Despite the size of the tree, fixing the problem is a delicate job with a combination of physical labor and handling equipment—such as a multi-story crane with a grasping claw and chainsaw on the end.
“I think that, for a lot of people, it’s, ‘Oh, you just get a chainsaw and a ladder and you’re in business,’” de Wet said. “I think they don’t understand the intricacies of it. All day long you’re solving complicated problems, whether they’re rigging problems where it involves physics and knowing loading forces or they’re geometrical problems.”
The tree is safely cut piece-by-piece and lowered to the ground without incident.
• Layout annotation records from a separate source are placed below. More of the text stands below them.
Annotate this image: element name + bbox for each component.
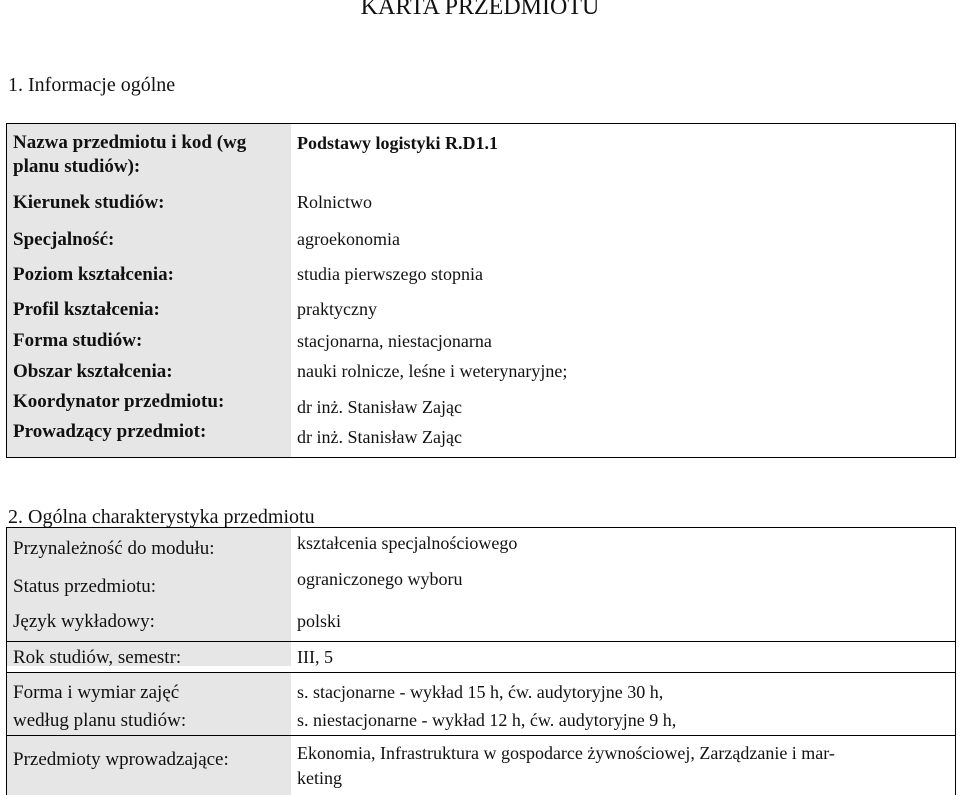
value-status: ograniczonego wyboru	[297, 569, 463, 589]
section-1-heading: 1. Informacje ogólne	[8, 74, 176, 96]
page-title: KARTA PRZEDMIOTU	[360, 0, 600, 20]
label-class-form-cont: według planu studiów:	[13, 710, 187, 731]
value-coordinator: dr inż. Stanisław Zając	[297, 397, 462, 417]
value-study-form: stacjonarna, niestacjonarna	[297, 331, 492, 351]
label-study-form: Forma studiów:	[13, 330, 143, 351]
value-subject-name: Podstawy logistyki R.D1.1	[297, 133, 499, 153]
value-class-form-stationary: s. stacjonarne - wykład 15 h, ćw. audytoryjne 30 h,	[297, 682, 664, 702]
value-instructor: dr inż. Stanisław Zając	[297, 427, 462, 447]
value-language: polski	[297, 611, 342, 631]
general-info-table	[6, 123, 956, 458]
value-module: kształcenia specjalnościowego	[297, 533, 518, 553]
label-education-area: Obszar kształcenia:	[13, 361, 173, 382]
divider	[7, 641, 955, 642]
label-specialty: Specjalność:	[13, 229, 115, 250]
label-subject-name-cont: planu studiów):	[13, 156, 141, 177]
value-specialty: agroekonomia	[297, 229, 400, 249]
label-education-profile: Profil kształcenia:	[13, 299, 160, 320]
value-education-area: nauki rolnicze, leśne i weterynaryjne;	[297, 361, 568, 381]
section-2-heading: 2. Ogólna charakterystyka przedmiotu	[8, 506, 315, 528]
label-coordinator: Koordynator przedmiotu:	[13, 391, 225, 412]
label-education-level: Poziom kształcenia:	[13, 264, 174, 285]
label-field-of-study: Kierunek studiów:	[13, 192, 165, 213]
value-class-form-extramural: s. niestacjonarne - wykład 12 h, ćw. audytoryjne 9 h,	[297, 710, 677, 730]
label-class-form: Forma i wymiar zajęć	[13, 682, 180, 703]
label-year-semester: Rok studiów, semestr:	[13, 647, 182, 668]
label-module: Przynależność do modułu:	[13, 538, 215, 559]
value-prerequisites-cont: keting	[297, 768, 342, 788]
value-education-profile: praktyczny	[297, 299, 377, 319]
label-prerequisites: Przedmioty wprowadzające:	[13, 749, 229, 770]
value-field-of-study: Rolnictwo	[297, 192, 372, 212]
label-subject-name: Nazwa przedmiotu i kod (wg	[13, 132, 247, 153]
label-language: Język wykładowy:	[13, 611, 155, 632]
label-status: Status przedmiotu:	[13, 576, 157, 597]
value-prerequisites: Ekonomia, Infrastruktura w gospodarce żywnościowej, Zarządzanie i mar-	[297, 743, 835, 763]
label-instructor: Prowadzący przedmiot:	[13, 421, 207, 442]
value-education-level: studia pierwszego stopnia	[297, 264, 483, 284]
value-year-semester: III, 5	[297, 647, 333, 667]
characteristics-table	[6, 527, 956, 795]
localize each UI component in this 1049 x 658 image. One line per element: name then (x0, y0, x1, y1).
De Wet and his family moved to Chattanooga from South Africa when he was 10 years old and his father took a job at Unum. After graduating from Red Bank High School, de Wet enrolled at UTC.
As a student, he worked part-time for a tree-cutting business and eventually decided to branch out on his own. Tree Worx now has a crew of 30, and de Wet co-owns it with Duane Blomberg.
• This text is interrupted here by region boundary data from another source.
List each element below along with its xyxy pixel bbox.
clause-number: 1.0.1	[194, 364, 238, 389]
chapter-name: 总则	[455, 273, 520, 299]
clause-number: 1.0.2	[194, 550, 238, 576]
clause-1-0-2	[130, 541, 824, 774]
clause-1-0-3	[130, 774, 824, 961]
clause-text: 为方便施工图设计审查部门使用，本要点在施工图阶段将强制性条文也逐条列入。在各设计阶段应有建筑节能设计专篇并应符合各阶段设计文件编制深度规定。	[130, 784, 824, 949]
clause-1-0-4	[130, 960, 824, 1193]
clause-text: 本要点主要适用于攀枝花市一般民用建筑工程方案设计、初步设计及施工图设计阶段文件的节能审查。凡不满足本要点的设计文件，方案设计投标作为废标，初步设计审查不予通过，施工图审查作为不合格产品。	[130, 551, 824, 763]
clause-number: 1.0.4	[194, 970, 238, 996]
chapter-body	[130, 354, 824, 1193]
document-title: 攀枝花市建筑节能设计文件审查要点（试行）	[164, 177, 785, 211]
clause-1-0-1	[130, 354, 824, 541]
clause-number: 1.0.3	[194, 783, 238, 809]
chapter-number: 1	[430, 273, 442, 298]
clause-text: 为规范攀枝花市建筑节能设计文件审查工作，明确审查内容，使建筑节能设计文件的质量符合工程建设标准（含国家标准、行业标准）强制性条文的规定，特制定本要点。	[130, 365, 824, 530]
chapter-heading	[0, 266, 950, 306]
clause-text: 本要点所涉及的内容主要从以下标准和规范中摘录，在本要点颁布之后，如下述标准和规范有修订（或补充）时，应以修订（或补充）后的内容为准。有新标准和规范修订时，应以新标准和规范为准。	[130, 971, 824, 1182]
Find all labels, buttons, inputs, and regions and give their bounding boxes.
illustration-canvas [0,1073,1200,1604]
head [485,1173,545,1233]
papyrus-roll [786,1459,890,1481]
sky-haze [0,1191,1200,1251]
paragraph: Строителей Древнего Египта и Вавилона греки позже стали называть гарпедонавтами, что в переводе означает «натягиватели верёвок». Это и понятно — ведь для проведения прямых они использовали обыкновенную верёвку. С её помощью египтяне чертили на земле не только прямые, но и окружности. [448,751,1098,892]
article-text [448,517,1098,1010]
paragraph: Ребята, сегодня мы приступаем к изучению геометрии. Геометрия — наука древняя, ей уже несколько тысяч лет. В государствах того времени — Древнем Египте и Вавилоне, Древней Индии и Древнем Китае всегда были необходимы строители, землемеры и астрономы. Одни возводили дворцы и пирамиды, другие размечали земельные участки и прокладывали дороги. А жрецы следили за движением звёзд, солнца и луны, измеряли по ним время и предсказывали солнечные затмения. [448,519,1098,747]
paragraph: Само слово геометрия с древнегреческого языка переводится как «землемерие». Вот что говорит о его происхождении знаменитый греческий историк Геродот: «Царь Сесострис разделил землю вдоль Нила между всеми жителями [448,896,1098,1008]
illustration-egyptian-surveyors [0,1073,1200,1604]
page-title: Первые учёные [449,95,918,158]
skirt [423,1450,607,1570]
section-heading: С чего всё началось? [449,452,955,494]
“A lot of these people that do this kind of work are truly athletes and very, very intelligent people,” de Wet said. “It requires a huge amount of physical fitness and it requires that mental toughness of being OK with working in 100-degree weather, the day where it won’t stop raining or the week where it won’t stop raining. You still have to go up to work and do your job with a smile.”
Working outside is a necessity for de Wet. While tree cutting on the side, he spent a couple of years working full-time in retail management at Target.
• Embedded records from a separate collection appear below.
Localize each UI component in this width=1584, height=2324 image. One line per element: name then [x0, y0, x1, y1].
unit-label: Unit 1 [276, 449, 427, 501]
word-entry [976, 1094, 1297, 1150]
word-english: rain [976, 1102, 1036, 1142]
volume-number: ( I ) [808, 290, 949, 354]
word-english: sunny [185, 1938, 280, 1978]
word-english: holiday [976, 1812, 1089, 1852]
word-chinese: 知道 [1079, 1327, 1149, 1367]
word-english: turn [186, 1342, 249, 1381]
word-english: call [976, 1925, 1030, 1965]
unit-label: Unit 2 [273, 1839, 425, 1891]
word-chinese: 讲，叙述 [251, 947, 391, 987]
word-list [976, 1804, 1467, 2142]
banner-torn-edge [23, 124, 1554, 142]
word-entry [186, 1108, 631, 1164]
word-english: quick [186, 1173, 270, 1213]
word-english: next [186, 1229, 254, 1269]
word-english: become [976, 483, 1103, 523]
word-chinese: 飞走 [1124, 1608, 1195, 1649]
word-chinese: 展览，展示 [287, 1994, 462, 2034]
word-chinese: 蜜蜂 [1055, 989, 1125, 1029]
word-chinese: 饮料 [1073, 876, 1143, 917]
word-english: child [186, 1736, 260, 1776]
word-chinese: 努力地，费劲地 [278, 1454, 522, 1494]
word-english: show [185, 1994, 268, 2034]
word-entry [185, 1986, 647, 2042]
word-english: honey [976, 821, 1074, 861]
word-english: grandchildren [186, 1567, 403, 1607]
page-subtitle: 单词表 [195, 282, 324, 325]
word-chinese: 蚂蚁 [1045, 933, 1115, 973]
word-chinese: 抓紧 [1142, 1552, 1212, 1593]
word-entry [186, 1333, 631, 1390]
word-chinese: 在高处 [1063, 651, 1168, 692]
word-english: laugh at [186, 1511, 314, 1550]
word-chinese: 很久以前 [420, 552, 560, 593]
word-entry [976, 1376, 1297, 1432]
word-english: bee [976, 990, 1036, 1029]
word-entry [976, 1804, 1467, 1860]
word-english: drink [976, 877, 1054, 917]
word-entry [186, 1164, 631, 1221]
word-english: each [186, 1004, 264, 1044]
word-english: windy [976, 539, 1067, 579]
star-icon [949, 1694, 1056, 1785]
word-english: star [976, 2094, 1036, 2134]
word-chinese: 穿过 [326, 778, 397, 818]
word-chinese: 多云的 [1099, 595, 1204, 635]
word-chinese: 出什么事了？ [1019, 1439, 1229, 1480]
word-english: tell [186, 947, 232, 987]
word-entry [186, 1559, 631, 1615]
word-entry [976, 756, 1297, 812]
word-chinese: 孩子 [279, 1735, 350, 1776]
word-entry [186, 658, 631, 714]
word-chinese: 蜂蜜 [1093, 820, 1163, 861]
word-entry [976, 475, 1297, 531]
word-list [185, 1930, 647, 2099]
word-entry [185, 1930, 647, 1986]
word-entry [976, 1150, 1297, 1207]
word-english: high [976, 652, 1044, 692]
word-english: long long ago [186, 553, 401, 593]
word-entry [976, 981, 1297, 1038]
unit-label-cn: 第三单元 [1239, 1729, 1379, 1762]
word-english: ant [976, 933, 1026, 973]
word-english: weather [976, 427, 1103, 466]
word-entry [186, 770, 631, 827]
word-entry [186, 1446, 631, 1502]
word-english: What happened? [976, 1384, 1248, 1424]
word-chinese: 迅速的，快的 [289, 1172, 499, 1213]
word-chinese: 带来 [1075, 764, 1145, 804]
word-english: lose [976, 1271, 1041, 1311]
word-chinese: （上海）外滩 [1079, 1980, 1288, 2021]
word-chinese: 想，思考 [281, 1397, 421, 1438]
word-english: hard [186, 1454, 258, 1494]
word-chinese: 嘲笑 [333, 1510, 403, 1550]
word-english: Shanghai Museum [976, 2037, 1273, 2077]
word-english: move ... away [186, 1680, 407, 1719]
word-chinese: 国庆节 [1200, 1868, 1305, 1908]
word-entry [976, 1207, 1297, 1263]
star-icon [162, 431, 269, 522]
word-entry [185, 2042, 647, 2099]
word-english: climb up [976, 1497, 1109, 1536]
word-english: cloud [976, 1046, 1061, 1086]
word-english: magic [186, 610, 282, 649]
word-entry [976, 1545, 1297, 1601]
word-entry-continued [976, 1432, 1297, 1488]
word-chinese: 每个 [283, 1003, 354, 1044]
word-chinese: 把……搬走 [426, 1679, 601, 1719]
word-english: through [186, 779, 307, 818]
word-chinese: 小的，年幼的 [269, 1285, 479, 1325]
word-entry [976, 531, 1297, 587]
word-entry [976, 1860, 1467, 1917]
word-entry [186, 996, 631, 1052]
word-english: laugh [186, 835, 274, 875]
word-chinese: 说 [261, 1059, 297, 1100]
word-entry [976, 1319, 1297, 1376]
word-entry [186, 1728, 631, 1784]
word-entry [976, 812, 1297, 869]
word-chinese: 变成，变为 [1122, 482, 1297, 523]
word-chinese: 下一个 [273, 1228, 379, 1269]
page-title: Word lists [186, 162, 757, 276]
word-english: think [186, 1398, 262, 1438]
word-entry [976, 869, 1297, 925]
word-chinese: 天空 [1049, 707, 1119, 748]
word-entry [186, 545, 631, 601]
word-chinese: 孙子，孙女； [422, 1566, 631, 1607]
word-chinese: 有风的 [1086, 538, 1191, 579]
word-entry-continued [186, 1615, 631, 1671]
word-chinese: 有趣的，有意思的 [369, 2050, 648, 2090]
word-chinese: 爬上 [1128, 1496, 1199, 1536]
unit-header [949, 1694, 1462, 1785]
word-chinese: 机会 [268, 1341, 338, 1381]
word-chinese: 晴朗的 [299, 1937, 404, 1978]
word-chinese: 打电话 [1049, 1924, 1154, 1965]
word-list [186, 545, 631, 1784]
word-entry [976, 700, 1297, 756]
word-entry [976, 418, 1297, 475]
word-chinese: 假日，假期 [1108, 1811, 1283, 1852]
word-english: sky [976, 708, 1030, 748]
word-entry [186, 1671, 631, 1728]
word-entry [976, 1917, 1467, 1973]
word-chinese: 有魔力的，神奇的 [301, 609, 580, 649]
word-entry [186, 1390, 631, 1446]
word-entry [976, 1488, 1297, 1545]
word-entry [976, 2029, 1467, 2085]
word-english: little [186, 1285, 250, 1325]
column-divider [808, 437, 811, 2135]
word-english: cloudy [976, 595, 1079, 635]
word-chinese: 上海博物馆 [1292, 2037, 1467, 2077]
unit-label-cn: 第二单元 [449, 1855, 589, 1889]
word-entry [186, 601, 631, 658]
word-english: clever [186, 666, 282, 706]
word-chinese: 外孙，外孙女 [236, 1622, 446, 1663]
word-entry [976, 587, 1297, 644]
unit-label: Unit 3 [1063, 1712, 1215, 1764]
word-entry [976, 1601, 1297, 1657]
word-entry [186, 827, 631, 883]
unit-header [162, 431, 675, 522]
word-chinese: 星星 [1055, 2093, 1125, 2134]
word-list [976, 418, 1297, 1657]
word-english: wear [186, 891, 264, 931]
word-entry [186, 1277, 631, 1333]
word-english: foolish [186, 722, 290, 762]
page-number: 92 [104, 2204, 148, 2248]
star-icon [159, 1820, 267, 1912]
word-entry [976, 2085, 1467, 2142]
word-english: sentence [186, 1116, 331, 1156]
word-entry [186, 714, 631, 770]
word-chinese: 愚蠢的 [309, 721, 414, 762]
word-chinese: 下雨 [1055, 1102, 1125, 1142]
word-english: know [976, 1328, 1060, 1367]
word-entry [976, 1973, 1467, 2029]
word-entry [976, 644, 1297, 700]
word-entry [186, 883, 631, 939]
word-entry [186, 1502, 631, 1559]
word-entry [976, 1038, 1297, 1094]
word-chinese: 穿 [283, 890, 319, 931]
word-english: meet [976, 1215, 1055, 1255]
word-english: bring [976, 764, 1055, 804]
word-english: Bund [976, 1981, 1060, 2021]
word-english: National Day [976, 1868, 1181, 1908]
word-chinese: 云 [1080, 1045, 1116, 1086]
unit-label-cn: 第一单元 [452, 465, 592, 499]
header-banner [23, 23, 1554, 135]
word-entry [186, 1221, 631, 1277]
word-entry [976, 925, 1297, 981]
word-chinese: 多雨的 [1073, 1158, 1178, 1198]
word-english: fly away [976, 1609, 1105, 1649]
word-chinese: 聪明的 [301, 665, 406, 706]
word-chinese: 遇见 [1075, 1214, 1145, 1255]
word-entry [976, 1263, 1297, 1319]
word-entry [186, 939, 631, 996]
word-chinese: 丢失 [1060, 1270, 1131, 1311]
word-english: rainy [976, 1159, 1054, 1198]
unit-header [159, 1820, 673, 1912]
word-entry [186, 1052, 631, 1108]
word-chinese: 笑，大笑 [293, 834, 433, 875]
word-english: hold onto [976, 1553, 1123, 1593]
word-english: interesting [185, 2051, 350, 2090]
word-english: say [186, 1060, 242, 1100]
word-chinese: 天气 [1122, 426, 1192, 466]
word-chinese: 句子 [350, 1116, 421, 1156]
“It was the opposite of my personality,” he said. “I was inside all day, doing very repetitive tasks and that kind of stuff when my strengths are people and solving different kinds of problems and being outside.
“So, thank the Lord, after two years, I had grown the tree business to just enough of a size that I could make the leap and quit my big-boy job and start doing this full-time.
“It has required a lot of effort to make the business, find the right people and keep the right people, but it’s been a heck of an adventure.”
His company doesn’t just cut trees down or pull fallen ones off roofs or power lines. It also helps keep them strong and alive through specific pruning and health maintenance. He works with homeowners and businesses when choosing and planting trees for their property.
And, yes, carrying chainsaws up a tree to slice off limbs or toppling a massive tree from its base is as dangerous as you’d think, he said.
“You have to operate with that in mind. You can’t get comfortable. We teach on that—having a humble attitude towards your work and a healthy fear around it, a healthy respect for it,” de Wet said. “Your most dangerous guys on the job site are the new guys and the guys who have been around for so long that they’ve lost that respect for the danger of the job.
“Everybody wants to go home to their family at the end of the day, and it doesn’t matter how big you grow the business. If you have somebody that doesn’t make it home to their family one day, it wasn’t worth it.”